Повернулся и чуть не бегом кинулся вниз по лестнице и дальше по коридору, хохоча, как малый ребенок. Подождал у двери, торжественно растворил ее перед гостем, представил его тоненькой проворной японке (без нее, кажется, невозможно было вообразить это жилище) и, наконец, провел Джорджа в свой кабинет и стал угощать чаем.
Удивительное то было жилище. Катамото заново отделал превосходную старую квартиру и обставил ее согласно своему прихотливому вкусу. Просторная комната в глубине, тесно заставленная всякой всячиной, причудливо разгороженная прелестными японскими ширмами, обратилась в лабиринт из уютных маленьких уголков и закоулков. Да еще Катамото пристроил лесенку, она вела на галерею, которая протянулась вдоль трех стен, и там, наверху, виднелась кушетка.
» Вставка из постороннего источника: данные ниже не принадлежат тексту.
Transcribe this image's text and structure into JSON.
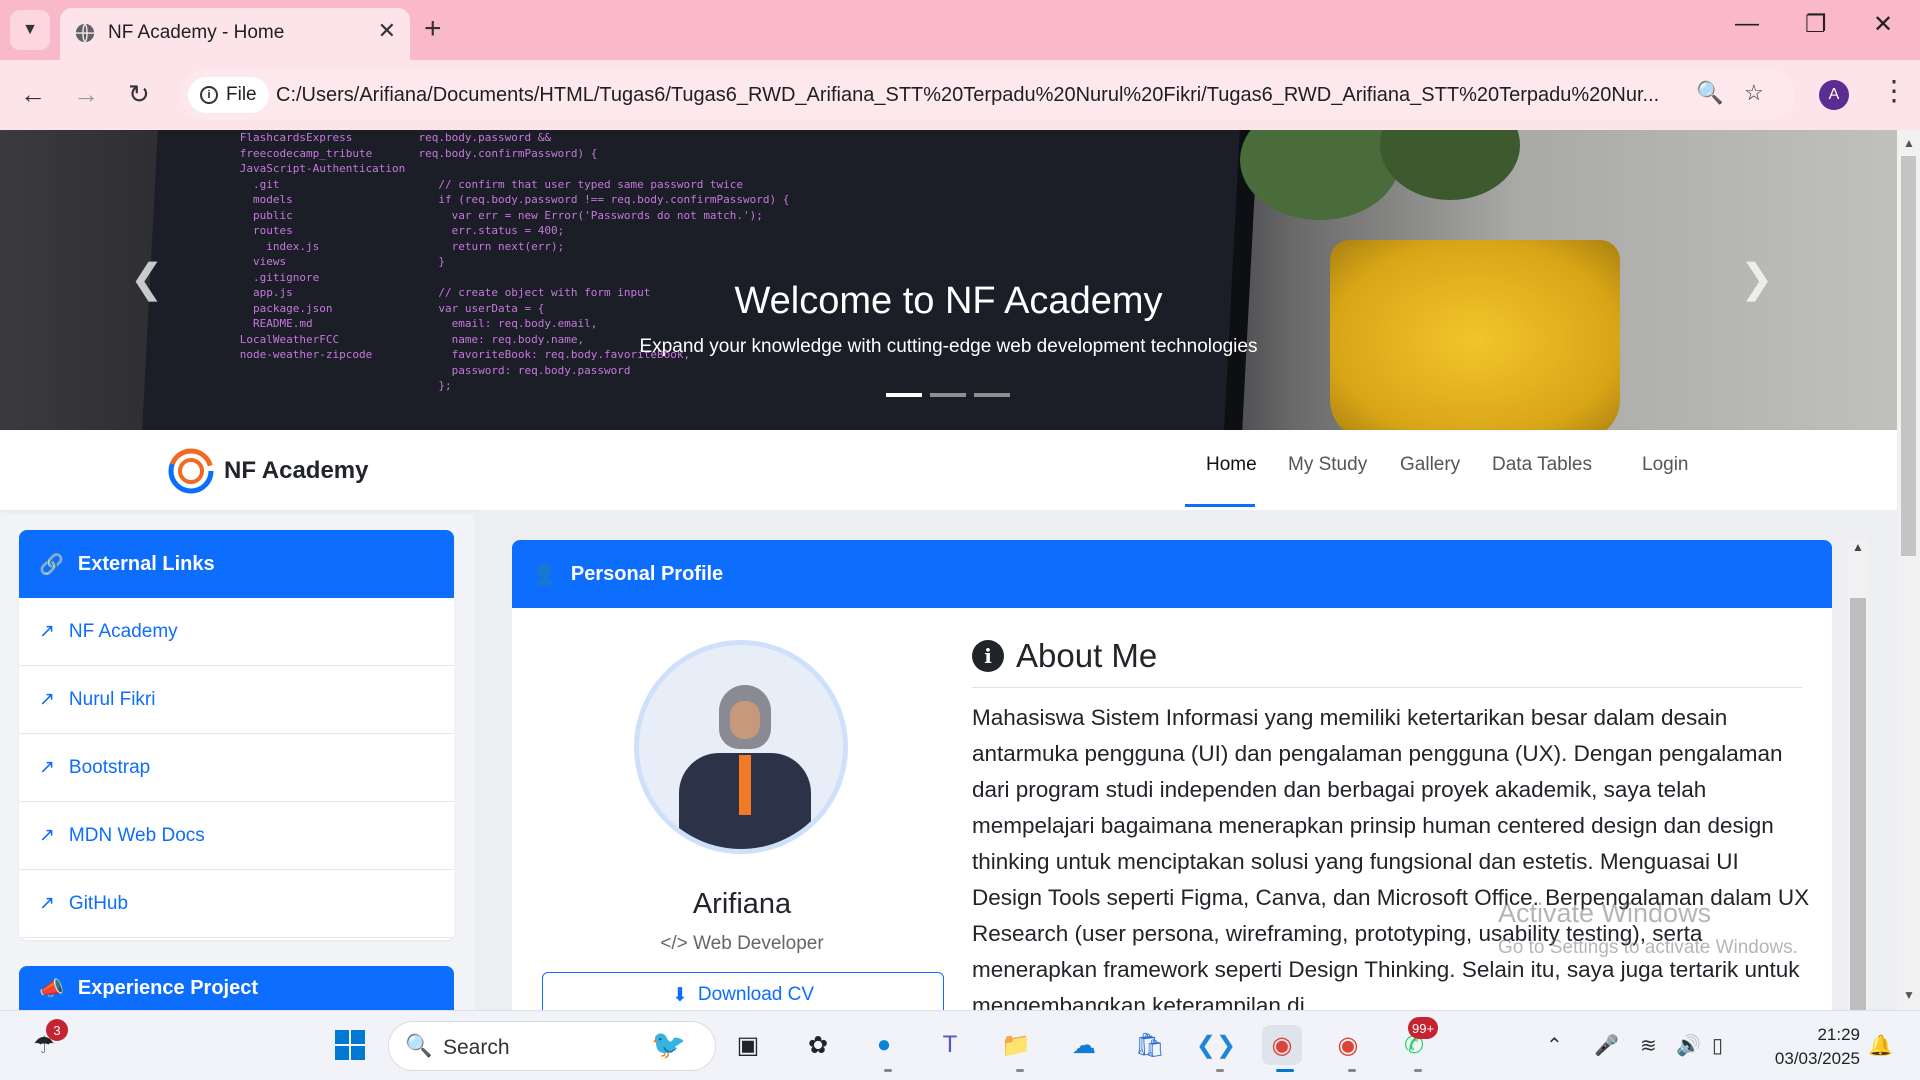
{
  "browser": {
    "tab_title": "NF Academy - Home",
    "file_label": "File",
    "url": "C:/Users/Arifiana/Documents/HTML/Tugas6/Tugas6_RWD_Arifiana_STT%20Terpadu%20Nurul%20Fikri/Tugas6_RWD_Arifiana_STT%20Terpadu%20Nur...",
    "profile_initial": "A"
  },
  "hero": {
    "title": "Welcome to NF Academy",
    "subtitle": "Expand your knowledge with cutting-edge web development technologies",
    "slides_total": 3,
    "active_slide": 1
  },
  "navbar": {
    "brand": "NF Academy",
    "links": [
      "Home",
      "My Study",
      "Gallery",
      "Data Tables",
      "Login"
    ],
    "active": "Home"
  },
  "sidebar": {
    "external_links_title": "External Links",
    "links": [
      "NF Academy",
      "Nurul Fikri",
      "Bootstrap",
      "MDN Web Docs",
      "GitHub"
    ],
    "experience_title": "Experience Project"
  },
  "profile": {
    "card_title": "Personal Profile",
    "name": "Arifiana",
    "role": "Web Developer",
    "download_label": "Download CV",
    "about_title": "About Me",
    "about_text": "Mahasiswa Sistem Informasi yang memiliki ketertarikan besar dalam desain antarmuka pengguna (UI) dan pengalaman pengguna (UX). Dengan pengalaman dari program studi independen dan berbagai proyek akademik, saya telah mempelajari bagaimana menerapkan prinsip human centered design dan design thinking untuk menciptakan solusi yang fungsional dan estetis. Menguasai UI Design Tools seperti Figma, Canva, dan Microsoft Office. Berpengalaman dalam UX Research (user persona, wireframing, prototyping, usability testing), serta menerapkan framework seperti Design Thinking. Selain itu, saya juga tertarik untuk mengembangkan keterampilan di"
  },
  "watermark": {
    "line1": "Activate Windows",
    "line2": "Go to Settings to activate Windows."
  },
  "taskbar": {
    "search_label": "Search",
    "weather_badge": "3",
    "whatsapp_badge": "99+",
    "time": "21:29",
    "date": "03/03/2025"
  },
  "colors": {
    "primary": "#0d6efd",
    "chrome_tabbar": "#f9b9c8",
    "chrome_addrbar": "#fde4ea"
  }
}
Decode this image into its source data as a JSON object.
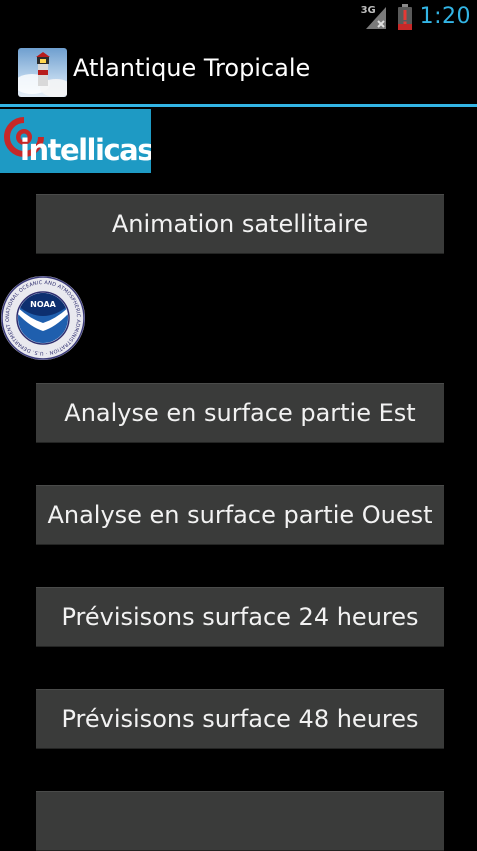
{
  "status_bar": {
    "network_label": "3G",
    "time": "1:20",
    "icons": [
      "signal-icon",
      "battery-low-icon"
    ],
    "accent_color": "#33b5e5"
  },
  "action_bar": {
    "title": "Atlantique Tropicale",
    "icon": "app-lighthouse-icon",
    "divider_color": "#33b5e5"
  },
  "intellicast": {
    "logo_text": "intellicast",
    "brand_color": "#1e9ac4"
  },
  "noaa": {
    "logo_text": "NOAA",
    "ring_text": "NATIONAL OCEANIC AND ATMOSPHERIC ADMINISTRATION · U.S. DEPARTMENT OF COMMERCE"
  },
  "buttons": [
    {
      "label": "Animation satellitaire"
    },
    {
      "label": "Analyse en surface partie Est"
    },
    {
      "label": "Analyse en surface partie Ouest"
    },
    {
      "label": "Prévisisons surface 24 heures"
    },
    {
      "label": "Prévisisons surface 48 heures"
    },
    {
      "label": ""
    }
  ],
  "colors": {
    "background": "#000000",
    "button_bg": "#3a3b3a",
    "button_text": "#f2f2f2"
  }
}
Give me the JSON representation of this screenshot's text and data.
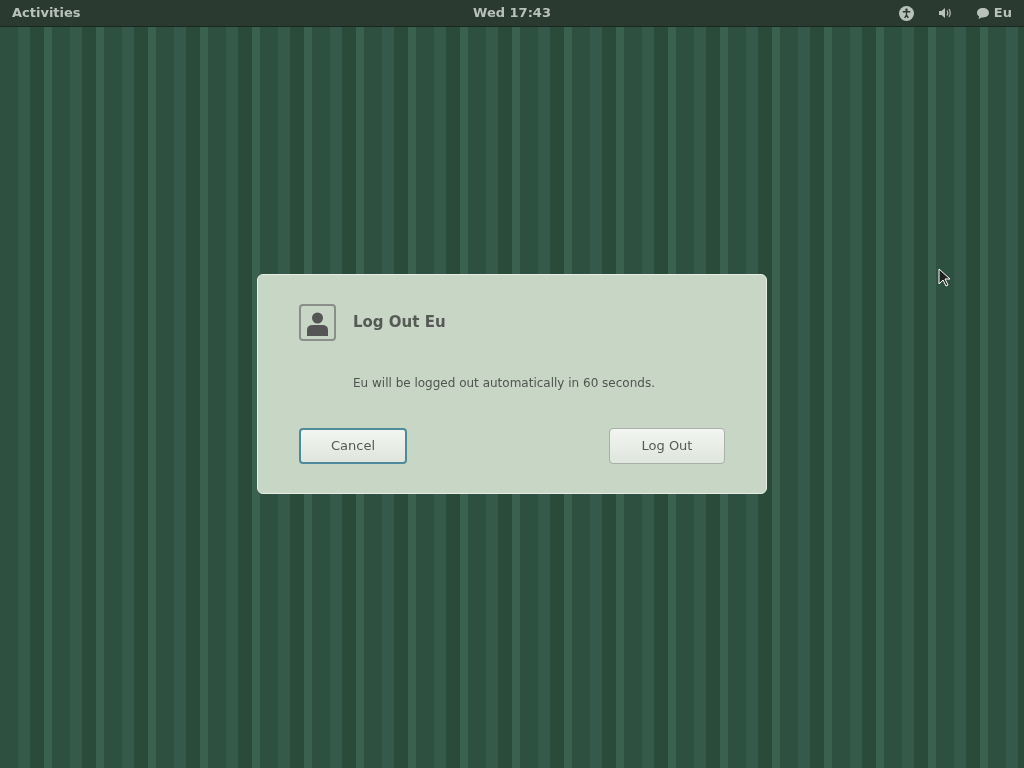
{
  "top_bar": {
    "activities": "Activities",
    "clock": "Wed 17:43",
    "user": "Eu"
  },
  "dialog": {
    "title": "Log Out Eu",
    "message": "Eu will be logged out automatically in 60 seconds.",
    "buttons": [
      {
        "label": "Cancel",
        "focused": true
      },
      {
        "label": "Log Out",
        "focused": false
      }
    ]
  }
}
Внизу все заставлено было крохотными столиками и стульчиками, но имелся и роскошный диван со множеством подушек. И всюду бесчисленные странные вещицы, безделушки из резного камня и слоновой кости, и все пропитано ароматом каких-то курений.
Впрочем, посреди комнаты оставалось пустое пространство, только пол был застлан заляпанной белым парусиной и возвышалась огромная гипсовая фигура. Из слов Катамото Джордж понял, что японец занимается весьма выгодным делом: поставляет скульптуры для дорогих ресторанов и огромные, в пятнадцать футов вышиной статуи местных политических деятелей для украшения площадей в маленьких городках и даже в столицах штатов вроде Арканзаса, Небраски, Айовы и Вайоминга. Где и как овладел Катамото этим странным ремеслом, Джордж так и не узнал, но овладел в совершенстве, до тонкости, с истинно японским прилежанием и основательностью, и его изделия, видимо, находили больший спрос, чем работы скульпторов-американцев. Несмотря на малый рост и словно бы хрупкое сложение, Катамото был весь — воплощенная энергия и способен на подлинно титанический труд. Одному богу известно, как он справлялся, откуда только брались у него силы.